# RAG should never be your default

> Source: <https://dev.to/chou_500/rag-should-never-be-your-default-38lh>
> Published: 2026-06-14 01:27:35+00:00

Vector RAG is the reflexive answer to "give the model more context," and when I built a production tutoring AI, I reached for it too. The product is simple: a student uploads a photo of a problem, and our tutor explains it step by step and produces an answer. Our client also had a large database of past problems, stored as images — and of course we wanted to leverage it. So the system retrieved the most similar past problem and fed it, together with its answer, into the model to help generate a solution. It was such an obvious move that I never questioned it.

It performed poorly.

I went hunting for the usual suspect: retrieval quality. I tried different retrieval strategies, from matching on the problem description to matching on the image content. I benchmarked different embedding models, from single-vector to late-interaction. None of it moved the needle. If retrieval quality wasn't the problem, where was the bug?

Vector RAG represents text or images in an embedding space and returns the stored chunk whose meaning is closest to the query. In other words, it optimizes for exactly one thing: semantic similarity to what you've already stored. Hidden inside that is a silent assumption — that the most similar stored item is the one the model needs. For FAQs or document lookup, the assumption holds: the most similar passage really is the right one, so RAG is never wrong there, and reaching for it feels so natural that the assumption never surfaces. The tool isn't the problem; it does exactly what it claims. The real question is whether *most similar == what's needed* holds for your case — and you have to check that **before** reaching for it.

In my case, it didn't. I wanted the most similar problem to raise answer accuracy, so I built a multimodal image-retrieval pipeline — past problems indexed in Qdrant, with Colpali/ColQwen and Jina multi-vector retrieval benchmarked against each other. They all generalized poorly. Thinking it through from first principles, I realized the approach had two fundamental problems.

First, the retrieval was ill-posed. For our task, "similar" had to mean *similar in solution method* — not visually or semantically similar. And that kind of similarity is almost impossible to define from the problem image alone. No wonder neither single-vector nor late-interaction could fix retrieval quality: I was asking the retriever for something the images simply didn't encode.

Second, even a perfect retriever wouldn't have helped. Hand the model a similar problem and its answer, and it still has to reverse-engineer the solution method from that example before it can apply it — an extra reasoning hop. On a small qualitative eval (~10 problems), feeding in the similar problem and its answer produced no meaningful lift.

Both problems pointed at the same thing: what the model actually needed was the solution method, directly. The similar-problem image was the wrong unit — indirect at best.

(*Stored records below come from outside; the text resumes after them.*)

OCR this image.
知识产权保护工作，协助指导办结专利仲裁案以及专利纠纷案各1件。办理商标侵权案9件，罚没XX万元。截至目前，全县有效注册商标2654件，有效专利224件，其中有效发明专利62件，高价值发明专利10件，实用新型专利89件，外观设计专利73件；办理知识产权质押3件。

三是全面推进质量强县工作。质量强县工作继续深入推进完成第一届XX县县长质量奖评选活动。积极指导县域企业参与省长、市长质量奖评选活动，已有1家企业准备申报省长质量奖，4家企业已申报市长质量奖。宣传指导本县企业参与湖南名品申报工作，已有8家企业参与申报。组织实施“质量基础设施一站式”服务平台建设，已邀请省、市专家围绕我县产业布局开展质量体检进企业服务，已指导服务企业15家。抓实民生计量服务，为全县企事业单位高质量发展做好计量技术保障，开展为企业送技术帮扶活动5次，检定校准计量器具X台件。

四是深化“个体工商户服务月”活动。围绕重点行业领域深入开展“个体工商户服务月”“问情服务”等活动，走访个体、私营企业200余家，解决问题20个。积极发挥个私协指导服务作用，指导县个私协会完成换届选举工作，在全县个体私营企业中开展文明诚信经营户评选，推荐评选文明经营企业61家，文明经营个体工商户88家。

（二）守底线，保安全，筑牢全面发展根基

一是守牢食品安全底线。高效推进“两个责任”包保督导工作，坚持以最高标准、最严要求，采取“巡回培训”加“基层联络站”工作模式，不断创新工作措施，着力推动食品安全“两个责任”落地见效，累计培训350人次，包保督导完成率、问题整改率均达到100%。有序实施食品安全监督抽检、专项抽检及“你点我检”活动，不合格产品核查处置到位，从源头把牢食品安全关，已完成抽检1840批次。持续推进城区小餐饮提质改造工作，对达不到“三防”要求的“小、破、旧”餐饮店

So we dropped RAG entirely. Instead, we pre-structured the solution methods into reusable knowledge and let the LLM select the relevant method and apply it directly. The answers got noticeably better — the model no longer had to infer a method before using one; it just used it. (We never ran a formal benchmark on the replacement, so treat that as a qualitative read, not a number.)

The bigger win was operational. We built a web interface that lets the client edit the knowledge the LLM relies on. Because each change is reflected in the model's behavior immediately, they can experiment, iterate, and watch the results in real time.

**And they don't need an engineer to do it.** Non-technical users update the playbook themselves — something that was never possible when the model's behavior was locked inside embeddings and a retrieval pipeline. The system keeps improving after launch, and a knowledge playbook turns out to be far easier to maintain than a RAG stack. As a bonus, it cut our retrieval infra cost.

The case taught me never to treat RAG as the default. Before reaching for it, ask one question: is the most similar stored item the same as what the model needs most here? If not, figure out what it *does* need, and give it that. Retrieval is a design decision about the unit of need — not a default you reach for.